Custom type: PyObject_IS_GC access violation

"Martin v. Löwis" martin at v.loewis.de
Sun Jun 12 13:09:15 EDT 2005


Bue Krogh Vedel-Larsen wrote:

> But if I call
> 
> SA_PyVector_Type.tp_new = PyType_GenericNew;
> PyType_Ready( &SA_PyVector_Type );
> 
> then, when Py_Finalize is called, PyObject_IS_GC(op) in visit_decref() in 
> gcmodule.c causes an access violation. If I don't call PyType_Ready, then 
> the access violation doesn't occure, but then the type can't be used...
> 
> So, the question is, does anyone have any idea about what could be 
> causing this?

Most likely some code that you haven't shown.
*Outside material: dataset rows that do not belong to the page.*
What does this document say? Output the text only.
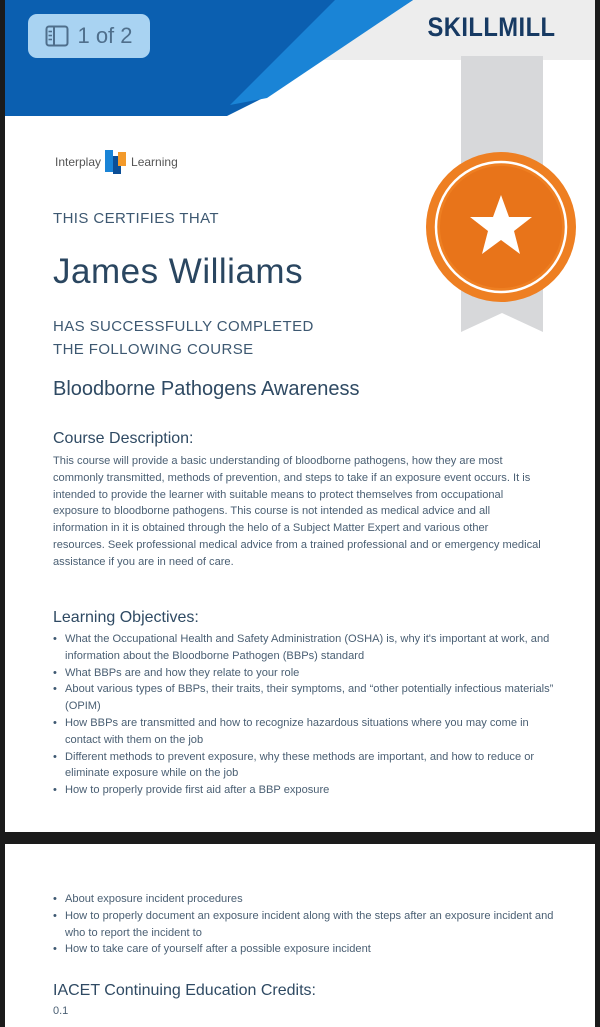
SKILLMILL
Interplay	Learning

THIS CERTIFIES THAT

James Williams
HAS SUCCESSFULLY COMPLETED
THE FOLLOWING COURSE
Bloodborne Pathogens Awareness
Course Description:

This course will provide a basic understanding of bloodborne pathogens, how they are most commonly transmitted, methods of prevention, and steps to take if an exposure event occurs. It is intended to provide the learner with suitable means to protect themselves from occupational exposure to bloodborne pathogens. This course is not intended as medical advice and all information in it is obtained through the helo of a Subject Matter Expert and various other resources. Seek professional medical advice from a trained professional and or emergency medical assistance if you are in need of care.

Learning Objectives:
• What the Occupational Health and Safety Administration (OSHA) is, why it's important at work, and information about the Bloodborne Pathogen (BBPs) standard
• What BBPs are and how they relate to your role
• About various types of BBPs, their traits, their symptoms, and “other potentially infectious materials” (OPIM)
• How BBPs are transmitted and how to recognize hazardous situations where you may come in contact with them on the job
• Different methods to prevent exposure, why these methods are important, and how to reduce or eliminate exposure while on the job
• How to properly provide first aid after a BBP exposure
• About exposure incident procedures
• How to properly document an exposure incident along with the steps after an exposure incident and who to report the incident to
• How to take care of yourself after a possible exposure incident
IACET Continuing Education Credits:
0.1
1 of 2
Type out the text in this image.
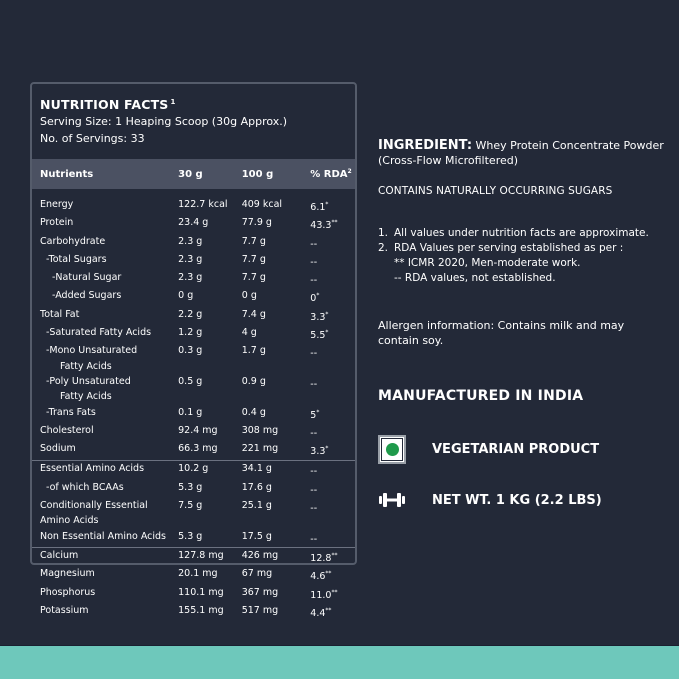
NUTRITION FACTS $^1$
Serving Size: 1 Heaping Scoop (30g Approx.)
No. of Servings: 33
Nutrients	30 g	100 g	% RDA$^2$
Energy	122.7 kcal	409 kcal	6.1*
Protein	23.4 g	77.9 g	43.3**
Carbohydrate	2.3 g	7.7 g	--
-Total Sugars	2.3 g	7.7 g	--
-Natural Sugar	2.3 g	7.7 g	--
-Added Sugars	0 g	0 g	0*
Total Fat	2.2 g	7.4 g	3.3*
-Saturated Fatty Acids	1.2 g	4 g	5.5*
-Mono Unsaturated
Fatty Acids
0.3 g	1.7 g	--
-Poly Unsaturated
Fatty Acids
0.5 g	0.9 g	--
-Trans Fats	0.1 g	0.4 g	5*
Cholesterol	92.4 mg	308 mg	--
Sodium	66.3 mg	221 mg	3.3*
Essential Amino Acids	10.2 g	34.1 g	--
-of which BCAAs	5.3 g	17.6 g	--
Conditionally Essential
Amino Acids
7.5 g	25.1 g	--
Non Essential Amino Acids	5.3 g	17.5 g	--
Calcium	127.8 mg	426 mg	12.8**
Magnesium	20.1 mg	67 mg	4.6**
Phosphorus	110.1 mg	367 mg	11.0**
Potassium	155.1 mg	517 mg	4.4**
INGREDIENT: Whey Protein Concentrate Powder (Cross-Flow Microfiltered)
CONTAINS NATURALLY OCCURRING SUGARS
1. All values under nutrition facts are approximate.
2. RDA Values per serving established as per :
** ICMR 2020, Men-moderate work.
-- RDA values, not established.
Allergen information: Contains milk and may contain soy.
MANUFACTURED IN INDIA
VEGETARIAN PRODUCT
NET WT. 1 KG (2.2 LBS)
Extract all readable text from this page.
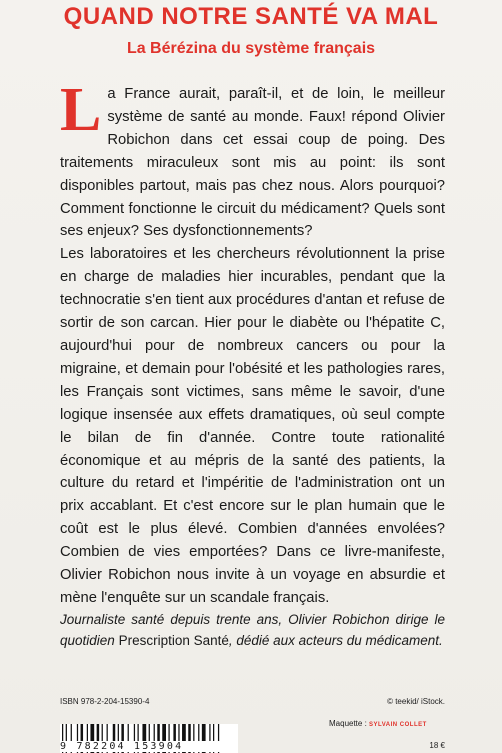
QUAND NOTRE SANTÉ VA MAL
La Bérézina du système français

La France aurait, paraît-il, et de loin, le meilleur système de santé au monde. Faux! répond Olivier Robichon dans cet essai coup de poing. Des traitements miraculeux sont mis au point: ils sont disponibles partout, mais pas chez nous. Alors pourquoi? Comment fonctionne le circuit du médicament? Quels sont ses enjeux? Ses dysfonctionnements?

Les laboratoires et les chercheurs révolutionnent la prise en charge de maladies hier incurables, pendant que la technocratie s'en tient aux procédures d'antan et refuse de sortir de son carcan. Hier pour le diabète ou l'hépatite C, aujourd'hui pour de nombreux cancers ou pour la migraine, et demain pour l'obésité et les pathologies rares, les Français sont victimes, sans même le savoir, d'une logique insensée aux effets dramatiques, où seul compte le bilan de fin d'année. Contre toute rationalité économique et au mépris de la santé des patients, la culture du retard et l'impéritie de l'administration ont un prix accablant. Et c'est encore sur le plan humain que le coût est le plus élevé. Combien d'années envolées? Combien de vies emportées? Dans ce livre-manifeste, Olivier Robichon nous invite à un voyage en absurdie et mène l'enquête sur un scandale français.

Journaliste santé depuis trente ans, Olivier Robichon dirige le quotidien Prescription Santé, dédié aux acteurs du médicament.
ISBN 978-2-204-15390-4	© teekid/ iStock.
Maquette : SYLVAIN COLLET
9 782204 153904	18 €
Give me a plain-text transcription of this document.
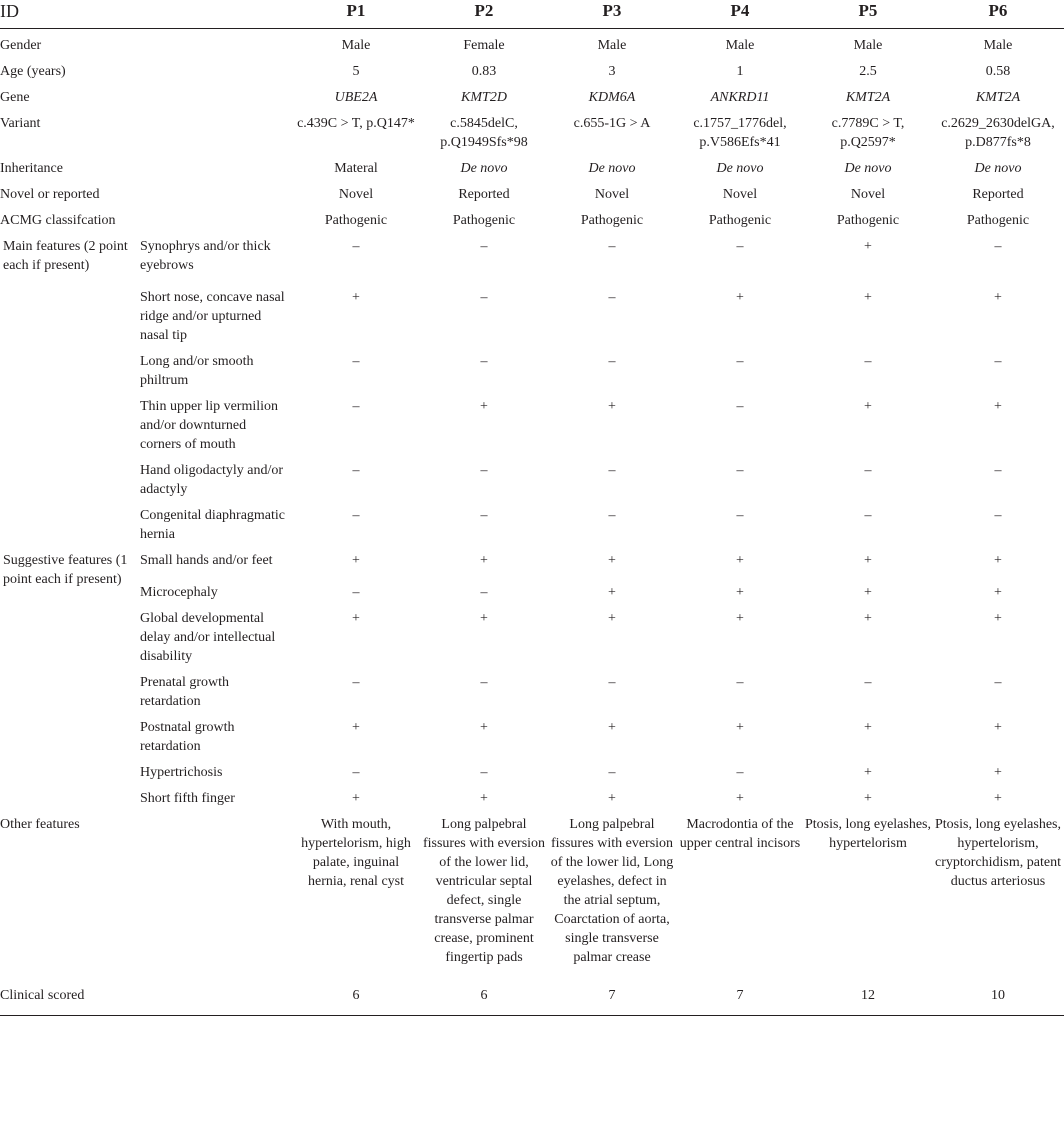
ID		P1	P2	P3	P4	P5	P6
Gender		Male	Female	Male	Male	Male	Male
Age (years)		5	0.83	3	1	2.5	0.58
Gene		UBE2A	KMT2D	KDM6A	ANKRD11	KMT2A	KMT2A
Variant		c.439C > T, p.Q147*	c.5845delC, p.Q1949Sfs*98	c.655-1G > A	c.1757_1776del, p.V586Efs*41	c.7789C > T, p.Q2597*	c.2629_2630delGA, p.D877fs*8
Inheritance		Materal	De novo	De novo	De novo	De novo	De novo
Novel or reported		Novel	Reported	Novel	Novel	Novel	Reported
ACMG classifcation		Pathogenic	Pathogenic	Pathogenic	Pathogenic	Pathogenic	Pathogenic
Main features (2 point each if present)	Synophrys and/or thick eyebrows	–	–	–	–	+	–
	Short nose, concave nasal ridge and/or upturned nasal tip	+	–	–	+	+	+
	Long and/or smooth philtrum	–	–	–	–	–	–
	Thin upper lip vermilion and/or downturned corners of mouth	–	+	+	–	+	+
	Hand oligodactyly and/or adactyly	–	–	–	–	–	–
	Congenital diaphragmatic hernia	–	–	–	–	–	–
Suggestive features (1 point each if present)	Small hands and/or feet	+	+	+	+	+	+
	Microcephaly	–	–	+	+	+	+
	Global developmental delay and/or intellectual disability	+	+	+	+	+	+
	Prenatal growth retardation	–	–	–	–	–	–
	Postnatal growth retardation	+	+	+	+	+	+
	Hypertrichosis	–	–	–	–	+	+
	Short fifth finger	+	+	+	+	+	+
Other features		With mouth, hypertelorism, high palate, inguinal hernia, renal cyst	Long palpebral fissures with eversion of the lower lid, ventricular septal defect, single transverse palmar crease, prominent fingertip pads	Long palpebral fissures with eversion of the lower lid, Long eyelashes, defect in the atrial septum, Coarctation of aorta, single transverse palmar crease	Macrodontia of the upper central incisors	Ptosis, long eyelashes, hypertelorism	Ptosis, long eyelashes, hypertelorism, cryptorchidism, patent ductus arteriosus
Clinical scored		6	6	7	7	12	10
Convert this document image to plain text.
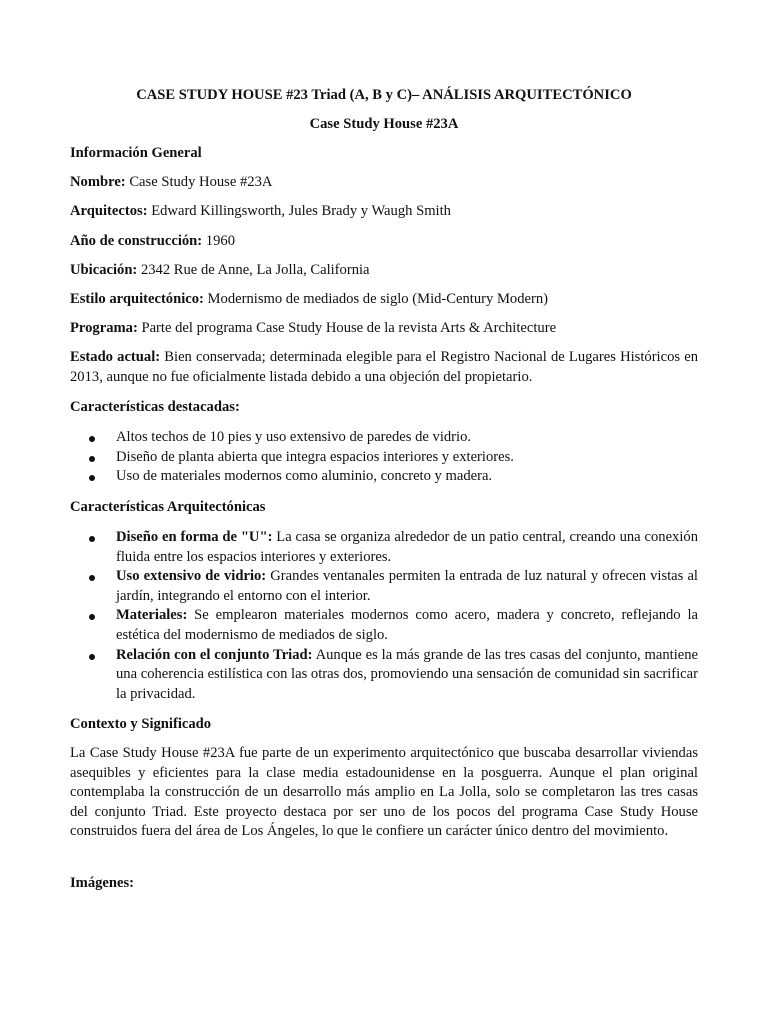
CASE STUDY HOUSE #23 Triad (A, B y C)– ANÁLISIS ARQUITECTÓNICO

Case Study House #23A

Información General

Nombre: Case Study House #23A

Arquitectos: Edward Killingsworth, Jules Brady y Waugh Smith

Año de construcción: 1960

Ubicación: 2342 Rue de Anne, La Jolla, California

Estilo arquitectónico: Modernismo de mediados de siglo (Mid-Century Modern)

Programa: Parte del programa Case Study House de la revista Arts & Architecture

Estado actual: Bien conservada; determinada elegible para el Registro Nacional de Lugares Históricos en 2013, aunque no fue oficialmente listada debido a una objeción del propietario.

Características destacadas:

Altos techos de 10 pies y uso extensivo de paredes de vidrio.
Diseño de planta abierta que integra espacios interiores y exteriores.
Uso de materiales modernos como aluminio, concreto y madera.

Características Arquitectónicas

Diseño en forma de "U": La casa se organiza alrededor de un patio central, creando una conexión fluida entre los espacios interiores y exteriores.
Uso extensivo de vidrio: Grandes ventanales permiten la entrada de luz natural y ofrecen vistas al jardín, integrando el entorno con el interior.
Materiales: Se emplearon materiales modernos como acero, madera y concreto, reflejando la estética del modernismo de mediados de siglo.
Relación con el conjunto Triad: Aunque es la más grande de las tres casas del conjunto, mantiene una coherencia estilística con las otras dos, promoviendo una sensación de comunidad sin sacrificar la privacidad.

Contexto y Significado

La Case Study House #23A fue parte de un experimento arquitectónico que buscaba desarrollar viviendas asequibles y eficientes para la clase media estadounidense en la posguerra. Aunque el plan original contemplaba la construcción de un desarrollo más amplio en La Jolla, solo se completaron las tres casas del conjunto Triad. Este proyecto destaca por ser uno de los pocos del programa Case Study House construidos fuera del área de Los Ángeles, lo que le confiere un carácter único dentro del movimiento.

Imágenes:
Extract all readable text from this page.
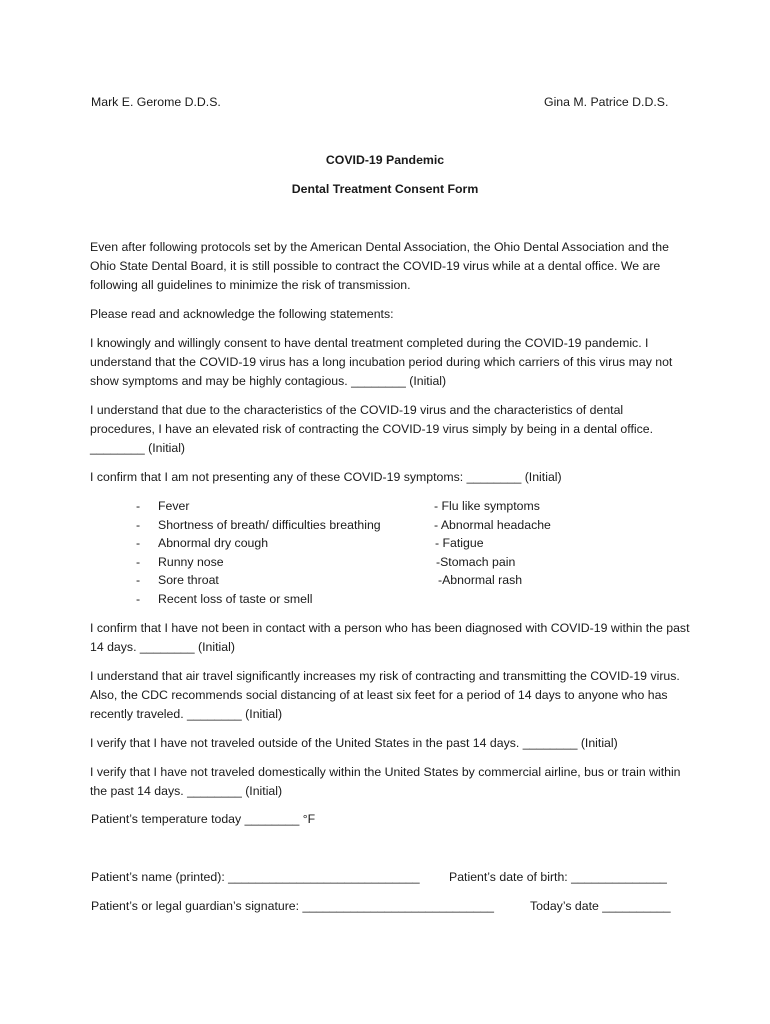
Mark E. Gerome D.D.S.	Gina M. Patrice D.D.S.
COVID-19 Pandemic
Dental Treatment Consent Form
Even after following protocols set by the American Dental Association, the Ohio Dental Association and the Ohio State Dental Board, it is still possible to contract the COVID-19 virus while at a dental office. We are following all guidelines to minimize the risk of transmission.
Please read and acknowledge the following statements:
I knowingly and willingly consent to have dental treatment completed during the COVID-19 pandemic. I understand that the COVID-19 virus has a long incubation period during which carriers of this virus may not show symptoms and may be highly contagious. ________ (Initial)
I understand that due to the characteristics of the COVID-19 virus and the characteristics of dental procedures, I have an elevated risk of contracting the COVID-19 virus simply by being in a dental office. ________ (Initial)
I confirm that I am not presenting any of these COVID-19 symptoms: ________ (Initial)
- Fever
- Shortness of breath/ difficulties breathing
- Abnormal dry cough
- Runny nose
- Sore throat
- Recent loss of taste or smell
- Flu like symptoms
- Abnormal headache
- Fatigue
-Stomach pain
-Abnormal rash
I confirm that I have not been in contact with a person who has been diagnosed with COVID-19 within the past 14 days. ________ (Initial)
I understand that air travel significantly increases my risk of contracting and transmitting the COVID-19 virus. Also, the CDC recommends social distancing of at least six feet for a period of 14 days to anyone who has recently traveled. ________ (Initial)
I verify that I have not traveled outside of the United States in the past 14 days. ________ (Initial)
I verify that I have not traveled domestically within the United States by commercial airline, bus or train within the past 14 days. ________ (Initial)
Patient’s temperature today ________ °F
Patient’s name (printed): ____________________________ Patient’s date of birth: ______________
Patient’s or legal guardian’s signature: ____________________________	Today’s date __________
Here is the expansion
of PyObject_IS_GC(op)

#define PyObject_IS_GC(o) (PyType_IS_GC((o)->ob_type) && \
        ((o)->ob_type->tp_is_gc == NULL || (o)->ob_type->tp_is_gc(o)))

so it becomes

PyType_IS_GC(op->type) && (op->ob_type->tp_is_gc==NULL ||
op->ob_type->tp_is_gc(op))

Then, PyType_IS_GC(op->type) becomes

PyType_HasFeature((op->type), Py_TPFLAGS_HAVE_GC)

which in turn becomes

(op->tp_flags & Py_TPFLAGS_HAVE_GC) != 0

So typically, PyObject_IS_GC goes to the type of the object,
which should never crash, and then looks into the flags of
the type, which cannot crash - unless somebody messed with
ob_type of the object, and unless this isn't a Python
object in the first place.

You did not say what kind of object op was in the crash - this
is something you should investigate further. Does it point to
a Python object? If so, what is the type of the Python object?